Elevated Lp(a) is a genetically determined risk factor. Normal Lp(a) levels are less than 25 mg/dL. Significant risk of atherothrombotic events begins between 50 and 70 mg/dL and rises thereafter. Over 3 million Americans have levels of 180 mg/dL or greater, which confer extremely high risk.

Notably, Lp(a) levels are unaffected by available lipid-lowering therapies or by lifestyle interventions. “Elevated Lp(a) is one of the last untreatable frontiers of cardiovascular risk,” Dr. Nissen notes.

That may soon change, however, in view of the investigational therapies, known collectively as nucleic acid therapeutics. Eash of the two classes of these therapeutics — antisense oligonucleotides and short interfering RNAs (siRNAs) — act by degrading the messenger RNA that codes for apolipoprotein(a).

Four nucleic acid therapeutics — all given subcutaneously, from once monthly to once or twice a year — are now in clinical testing:

• Pelacarsen is an antisense oligonucleotide being studied in the phase 3 Lp(a) HORIZON outcomes trial coordinated by the Cleveland Clinic Coordinating Center for Clinical Research (C5Research). Results may be available in 2025.
• Olpasiran is an siRNA being assessed in the phase 3 OCEAN(a) outcomes trial. Results are expected in 2027.
• Zerlasiran is an siRNA being studied in a phase 2 trial coordinated by C5Research.
• Lepodisiran is an siRNA being evaluated the large phase 3 ACCLAIM-Lp(a) trial, an outcomes study led by C5Research with Cleveland Clinic also participating as an enrolling center.

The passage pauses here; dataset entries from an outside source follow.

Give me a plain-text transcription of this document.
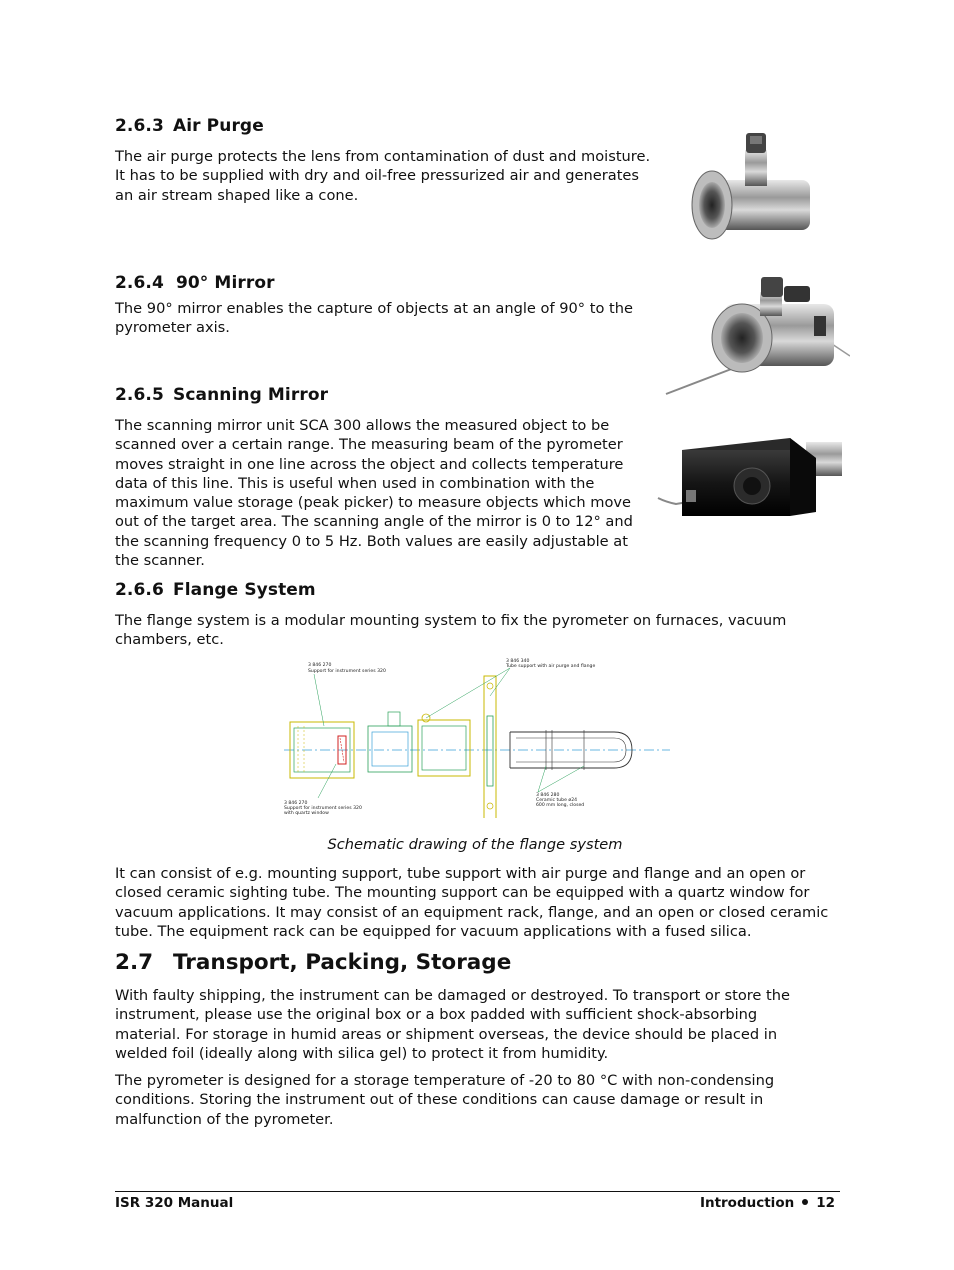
2.6.3 Air Purge
The air purge protects the lens from contamination of dust and moisture. It has to be supplied with dry and oil-free pressurized air and generates an air stream shaped like a cone.
2.6.4 90° Mirror
The 90° mirror enables the capture of objects at an angle of 90° to the pyrometer axis.
2.6.5 Scanning Mirror
The scanning mirror unit SCA 300 allows the measured object to be scanned over a certain range. The measuring beam of the pyrometer moves straight in one line across the object and collects temperature data of this line. This is useful when used in combination with the maximum value storage (peak picker) to measure objects which move out of the target area. The scanning angle of the mirror is 0 to 12° and the scanning frequency 0 to 5 Hz. Both values are easily adjustable at the scanner.
2.6.6 Flange System
The flange system is a modular mounting system to fix the pyrometer on furnaces, vacuum chambers, etc.
3 846 270
Support for instrument series 320
3 846 340
Tube support with air purge and flange
3 846 270
Support for instrument series 320
with quartz window
3 846 280
Ceramic tube ø24
600 mm long, closed
Schematic drawing of the flange system
It can consist of e.g. mounting support, tube support with air purge and flange and an open or closed ceramic sighting tube. The mounting support can be equipped with a quartz window for vacuum applications. It may consist of an equipment rack, flange, and an open or closed ceramic tube. The equipment rack can be equipped for vacuum applications with a fused silica.
2.7 Transport, Packing, Storage
With faulty shipping, the instrument can be damaged or destroyed. To transport or store the instrument, please use the original box or a box padded with sufficient shock-absorbing material. For storage in humid areas or shipment overseas, the device should be placed in welded foil (ideally along with silica gel) to protect it from humidity.
The pyrometer is designed for a storage temperature of -20 to 80 °C with non-condensing conditions. Storing the instrument out of these conditions can cause damage or result in malfunction of the pyrometer.
ISR 320 Manual	Introduction 12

Because Lp(a) HORIZON, OCEAN(a) and ACCLAIM-Lp(a) are outcome trials, they should help determine whether significant Lp(a) lowering reduces major adverse cardiovascular events in people with Lp(a) elevation, as well as the magnitude of Lp(a) reduction needed to prevent events.

“We want clinicians to start assessing Lp(a) now so that when Lp(a)-targeted therapies become available, we’ll be ready to treat the patients who need them,” says Dr. Cho.